His maiden attempt at conquering Mount Everest last month was foiled by a sudden onset of hypothermia just about 200m from the summit.
But mountaineer Jeremy Tong, 26, who returned earlier this month with teammates Nur Yusrina Ya'akob, 30, who summitted the peak, and Dr Arjunan Saravana Pillai, 47, is giving it another shot.
He is now gunning to be the youngest Singaporean to summit the world's tallest mountain via the less popular, more dangerous North Ridge route from Tibet.
"The camps are higher and more exposed on the northern side, so the conditions may be tougher. But I've already been through this experience (from Nepal), so I think (this) will be a richer experience," said Mr Tong at a media conference hosted by Nanyang Technological University (NTU) and the National Institute of Education (NIE), which together helped the team raise over $150,000 to fund their expedition.
Last week, the NTU graduate quit his job as a team-building programme facilitator to focus on training and raising funds for his bid next year.
The NTU-NIE Everest Team Singapore had aimed to be the first multiracial Singapore team to summit the 8,848m-high mountain.
Of the three team members, only Ms Yusrina succeeded, and she became the first Malay-Muslim woman from Singapore to make it. It was her second attempt after an earthquake stopped everyone from summitting in 2015. Ms Yusrina, who is pursuing a postgraduate diploma in physical education at NIE, said she had to overcome her memories of the avalanche, which claimed at least 19 lives on the mountain, as a result of the quake.

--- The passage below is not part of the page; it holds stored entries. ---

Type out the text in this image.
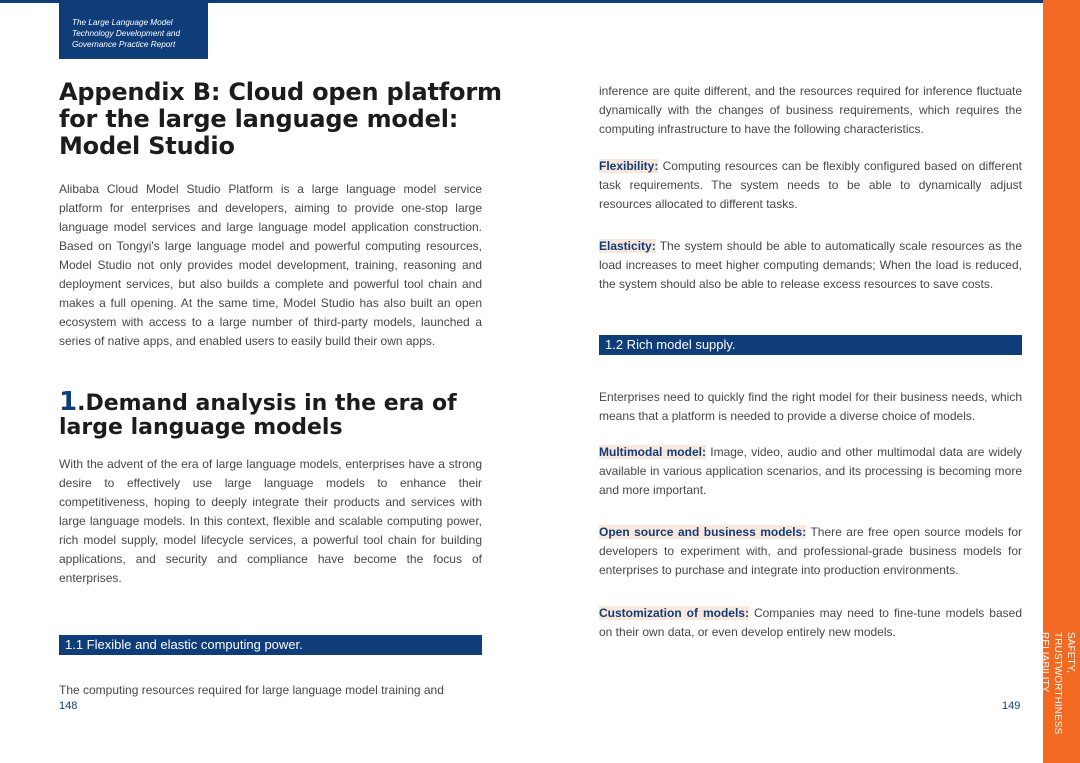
The Large Language Model
Technology Development and
Governance Practice Report
SAFETY, TRUSTWORTHINESS
RELIABILITY, USABILITY
Appendix B: Cloud open platform
for the large language model:
Model Studio

Alibaba Cloud Model Studio Platform is a large language model service platform for enterprises and developers, aiming to provide one-stop large language model services and large language model application construction. Based on Tongyi's large language model and powerful computing resources, Model Studio not only provides model development, training, reasoning and deployment services, but also builds a complete and powerful tool chain and makes a full opening. At the same time, Model Studio has also built an open ecosystem with access to a large number of third-party models, launched a series of native apps, and enabled users to easily build their own apps.

1.Demand analysis in the era of
large language models

With the advent of the era of large language models, enterprises have a strong desire to effectively use large language models to enhance their competitiveness, hoping to deeply integrate their products and services with large language models. In this context, flexible and scalable computing power, rich model supply, model lifecycle services, a powerful tool chain for building applications, and security and compliance have become the focus of enterprises.

1.1 Flexible and elastic computing power.

The computing resources required for large language model training and

148

inference are quite different, and the resources required for inference fluctuate dynamically with the changes of business requirements, which requires the computing infrastructure to have the following characteristics.

Flexibility: Computing resources can be flexibly configured based on different task requirements. The system needs to be able to dynamically adjust resources allocated to different tasks.

Elasticity: The system should be able to automatically scale resources as the load increases to meet higher computing demands; When the load is reduced, the system should also be able to release excess resources to save costs.

1.2 Rich model supply.

Enterprises need to quickly find the right model for their business needs, which means that a platform is needed to provide a diverse choice of models.

Multimodal model: Image, video, audio and other multimodal data are widely available in various application scenarios, and its processing is becoming more and more important.

Open source and business models: There are free open source models for developers to experiment with, and professional-grade business models for enterprises to purchase and integrate into production environments.

Customization of models: Companies may need to fine-tune models based on their own data, or even develop entirely new models.

149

She had nightmares about it, and even looking from the base camp at Mount Pumori - where the avalanche had occurred - made her fearful. "I told myself not to look at it, and after climbing towards the mountain I slowly overcame the sense of fear."
Dr Saravana, an NIE teaching fellow, reached an altitude of at least 6,500m but did not attempt to summit because of frostbite.
In the months ahead, the team will visit schools to share their Everest experiences to inspire youth to lead active lifestyles.
Dr Saravana said: "Conditions in the outdoors can be very volatile and require tenacity and resolve, but this can also send out a message to the young that trials and tribulations are part and parcel of life."